Par David Joulin et Julien Ancelin

Autoguidage centimétrique, quesako?

Aujourd’hui, tout le monde utilise des systèmes satellitaires, que ce soit pour se géolocaliser, pour calculer un temps de trajet ou pour se déplacer… et c’est devenu indispensable pour la majorité des gens. Cependant, qui peut dire qu’il n’a jamais été trompé par son système GPS lors d’un trajet?

Le principal défaut réside dans la trop faible précision du signal; pourtant, une solution existe: l’autoguidage centimétrique. Il a commencé à être commercialisé dans les années 90. Il permet de guider un engin au centimètre près grâce à la triangulation de sa position entre une base locale et une constellation de satellites (le plus connu des systèmes étant le GPS mis en place pour l’armée de l’oncle Sam et ouvert au public en 1983). Si l’engin s’écarte de plus d’un centimètre de son “guide”, le système actionne la direction pour le remettre sur la bonne trajectoire.

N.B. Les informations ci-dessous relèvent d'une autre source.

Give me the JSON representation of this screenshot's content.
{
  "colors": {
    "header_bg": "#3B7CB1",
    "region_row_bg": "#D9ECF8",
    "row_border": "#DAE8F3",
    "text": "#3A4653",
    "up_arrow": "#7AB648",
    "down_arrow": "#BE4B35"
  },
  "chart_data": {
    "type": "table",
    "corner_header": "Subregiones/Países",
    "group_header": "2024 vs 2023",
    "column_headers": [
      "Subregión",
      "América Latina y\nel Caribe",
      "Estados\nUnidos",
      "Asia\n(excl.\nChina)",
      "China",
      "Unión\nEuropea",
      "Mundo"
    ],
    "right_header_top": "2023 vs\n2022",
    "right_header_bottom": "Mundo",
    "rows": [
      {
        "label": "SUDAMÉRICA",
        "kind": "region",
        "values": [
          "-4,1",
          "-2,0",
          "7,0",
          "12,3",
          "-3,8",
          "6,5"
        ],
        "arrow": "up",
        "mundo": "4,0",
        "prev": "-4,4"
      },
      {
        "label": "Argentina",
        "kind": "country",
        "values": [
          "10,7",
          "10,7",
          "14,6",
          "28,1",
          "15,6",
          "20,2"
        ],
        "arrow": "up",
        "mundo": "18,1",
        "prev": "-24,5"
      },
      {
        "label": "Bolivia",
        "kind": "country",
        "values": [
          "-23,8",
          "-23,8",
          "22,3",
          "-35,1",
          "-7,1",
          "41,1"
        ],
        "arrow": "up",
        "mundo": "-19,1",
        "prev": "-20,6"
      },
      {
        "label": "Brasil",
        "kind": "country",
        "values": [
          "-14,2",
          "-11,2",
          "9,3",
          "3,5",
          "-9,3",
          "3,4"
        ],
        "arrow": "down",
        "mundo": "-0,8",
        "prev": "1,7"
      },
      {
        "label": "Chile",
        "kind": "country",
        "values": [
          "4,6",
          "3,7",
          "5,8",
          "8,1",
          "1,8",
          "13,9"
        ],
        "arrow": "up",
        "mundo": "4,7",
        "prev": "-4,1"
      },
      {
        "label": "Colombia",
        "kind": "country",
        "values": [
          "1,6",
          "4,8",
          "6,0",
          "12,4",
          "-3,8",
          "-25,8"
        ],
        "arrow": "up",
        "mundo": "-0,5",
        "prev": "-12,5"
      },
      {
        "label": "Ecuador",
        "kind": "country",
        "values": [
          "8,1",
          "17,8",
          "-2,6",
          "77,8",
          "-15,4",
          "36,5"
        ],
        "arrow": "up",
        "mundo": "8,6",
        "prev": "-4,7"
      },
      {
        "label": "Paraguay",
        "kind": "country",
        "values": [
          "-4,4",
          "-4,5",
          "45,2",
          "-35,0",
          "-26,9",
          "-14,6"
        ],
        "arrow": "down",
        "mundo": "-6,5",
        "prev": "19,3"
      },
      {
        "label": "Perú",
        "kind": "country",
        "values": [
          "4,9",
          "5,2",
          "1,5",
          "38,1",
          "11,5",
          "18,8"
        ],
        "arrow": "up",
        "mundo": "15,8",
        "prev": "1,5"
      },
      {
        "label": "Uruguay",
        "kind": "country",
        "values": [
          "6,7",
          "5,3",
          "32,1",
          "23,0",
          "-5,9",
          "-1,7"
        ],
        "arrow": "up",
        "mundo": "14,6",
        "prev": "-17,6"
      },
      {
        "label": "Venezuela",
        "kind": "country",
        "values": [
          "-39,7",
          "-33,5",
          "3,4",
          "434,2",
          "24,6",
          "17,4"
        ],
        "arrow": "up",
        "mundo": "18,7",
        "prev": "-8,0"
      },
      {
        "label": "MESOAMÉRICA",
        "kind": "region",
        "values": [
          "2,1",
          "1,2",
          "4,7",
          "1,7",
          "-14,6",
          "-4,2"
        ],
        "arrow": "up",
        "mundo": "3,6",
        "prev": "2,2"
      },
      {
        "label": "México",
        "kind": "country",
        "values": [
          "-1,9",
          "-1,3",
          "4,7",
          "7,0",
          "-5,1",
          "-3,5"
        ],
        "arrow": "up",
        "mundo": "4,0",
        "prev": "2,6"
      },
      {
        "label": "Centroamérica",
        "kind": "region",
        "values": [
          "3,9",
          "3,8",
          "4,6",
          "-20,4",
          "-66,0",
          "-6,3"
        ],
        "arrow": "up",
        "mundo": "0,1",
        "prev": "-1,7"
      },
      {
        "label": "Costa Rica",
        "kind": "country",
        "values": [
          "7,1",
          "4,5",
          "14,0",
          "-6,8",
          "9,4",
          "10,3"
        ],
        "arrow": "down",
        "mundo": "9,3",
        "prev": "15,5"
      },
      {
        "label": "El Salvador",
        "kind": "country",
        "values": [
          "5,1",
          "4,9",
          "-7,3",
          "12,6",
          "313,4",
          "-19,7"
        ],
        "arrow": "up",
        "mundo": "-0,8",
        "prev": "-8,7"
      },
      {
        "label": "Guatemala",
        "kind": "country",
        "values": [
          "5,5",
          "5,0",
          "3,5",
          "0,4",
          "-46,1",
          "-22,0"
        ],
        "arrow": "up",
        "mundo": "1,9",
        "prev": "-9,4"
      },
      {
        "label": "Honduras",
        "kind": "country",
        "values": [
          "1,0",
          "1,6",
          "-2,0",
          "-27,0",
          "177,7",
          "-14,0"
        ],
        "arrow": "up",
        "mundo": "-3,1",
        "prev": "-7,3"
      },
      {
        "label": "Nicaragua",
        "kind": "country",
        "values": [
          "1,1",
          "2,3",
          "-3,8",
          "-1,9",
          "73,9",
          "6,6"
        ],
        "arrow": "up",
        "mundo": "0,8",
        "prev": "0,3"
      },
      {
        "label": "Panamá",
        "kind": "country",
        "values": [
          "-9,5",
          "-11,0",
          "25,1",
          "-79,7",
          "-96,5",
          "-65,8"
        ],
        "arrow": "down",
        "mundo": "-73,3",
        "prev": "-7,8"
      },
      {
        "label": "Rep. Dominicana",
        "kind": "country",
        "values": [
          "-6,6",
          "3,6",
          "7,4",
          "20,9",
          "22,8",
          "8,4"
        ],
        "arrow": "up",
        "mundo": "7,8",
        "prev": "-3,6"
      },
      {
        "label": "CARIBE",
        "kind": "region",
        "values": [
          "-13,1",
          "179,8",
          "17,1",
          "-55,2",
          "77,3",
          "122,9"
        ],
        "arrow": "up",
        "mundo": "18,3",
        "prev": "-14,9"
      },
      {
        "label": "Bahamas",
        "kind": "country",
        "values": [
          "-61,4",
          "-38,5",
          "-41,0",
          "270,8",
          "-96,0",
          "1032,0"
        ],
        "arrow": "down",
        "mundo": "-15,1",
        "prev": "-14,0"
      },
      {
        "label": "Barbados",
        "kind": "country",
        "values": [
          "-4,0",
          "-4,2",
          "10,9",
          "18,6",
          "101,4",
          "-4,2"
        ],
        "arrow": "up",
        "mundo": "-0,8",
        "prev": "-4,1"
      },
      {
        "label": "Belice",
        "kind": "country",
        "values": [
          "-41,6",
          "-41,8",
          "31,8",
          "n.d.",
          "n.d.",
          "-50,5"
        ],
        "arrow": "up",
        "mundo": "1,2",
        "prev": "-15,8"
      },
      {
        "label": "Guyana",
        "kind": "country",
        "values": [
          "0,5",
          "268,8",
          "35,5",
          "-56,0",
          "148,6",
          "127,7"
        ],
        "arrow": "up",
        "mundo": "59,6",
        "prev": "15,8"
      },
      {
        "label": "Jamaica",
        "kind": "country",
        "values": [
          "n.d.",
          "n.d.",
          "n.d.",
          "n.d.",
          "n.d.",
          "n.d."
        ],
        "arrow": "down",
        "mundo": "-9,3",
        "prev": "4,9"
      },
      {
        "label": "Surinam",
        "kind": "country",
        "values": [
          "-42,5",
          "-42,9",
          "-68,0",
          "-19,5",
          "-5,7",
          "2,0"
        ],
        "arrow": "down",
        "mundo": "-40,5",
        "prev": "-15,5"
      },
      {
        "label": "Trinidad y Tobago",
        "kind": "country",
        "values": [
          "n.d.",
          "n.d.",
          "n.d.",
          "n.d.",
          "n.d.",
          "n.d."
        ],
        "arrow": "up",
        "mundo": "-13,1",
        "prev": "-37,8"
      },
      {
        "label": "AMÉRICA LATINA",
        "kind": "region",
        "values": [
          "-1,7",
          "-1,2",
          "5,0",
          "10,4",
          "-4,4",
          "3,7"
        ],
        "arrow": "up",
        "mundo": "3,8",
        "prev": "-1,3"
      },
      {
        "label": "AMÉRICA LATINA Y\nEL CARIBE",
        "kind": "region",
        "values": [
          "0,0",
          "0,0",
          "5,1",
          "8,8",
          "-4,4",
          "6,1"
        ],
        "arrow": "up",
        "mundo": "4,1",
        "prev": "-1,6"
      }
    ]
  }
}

Exemple de communications RTK dans le cadre du projet Centipède

Dans le monde agricole, ce système a été rapidement utilisé pour des tâches nécessitant une précision élevée comme la plantation d’arbustes ou de vignes. Seul hic, ce système est très coûteux car il demande l’association de beaucoup de technologies matériels et logiciels pour fonctionner (un réseau de base RTK, un rover RTK, un système d’autoguidage et une console de pilotage composent a minima ce système) et autant de normes et règles pour les faire fonctionner entre eux!

Quand ce système est fermé, l’adaptation ou la personnalisation est donc relativement restreinte ou extrêmement coûteuse.

Réalité des usages dans le monde agricole

Acheter du matériel neuf pré-équipé ou faire monter ce système sur un tracteur existant coûte de 14.000 à 25.000 euros par tracteur  plus l’abonnement entre 400 et 800 euros par an. Résultat dans une étude menée en 2019 par la Chaire AgroTIC (Usage de la géolocalisation en agriculture – 24/04/2019), 40 agriculteurs sur 1.450 interrogés utilisent ce système (2,7%) dont 4 viticulteurs soit (0,27%). Dans le contexte actuel, on vous souhaite bon courage pour faire progresser ce taux d’adoption, donc, ça va prendre du temps!

C’est dommage car cette technologie est aussi extrêmement utile pour potentiellement tous les agriculteurs, tant en gain de productivité, qu’en termes de sécurité, de préservation de l’environnement ou de collecte de données. Mais pour cela, elle doit être plus accessible, plus adaptable à tous les besoins et plus interconnectable (interopérable) aux systèmes et engins existants.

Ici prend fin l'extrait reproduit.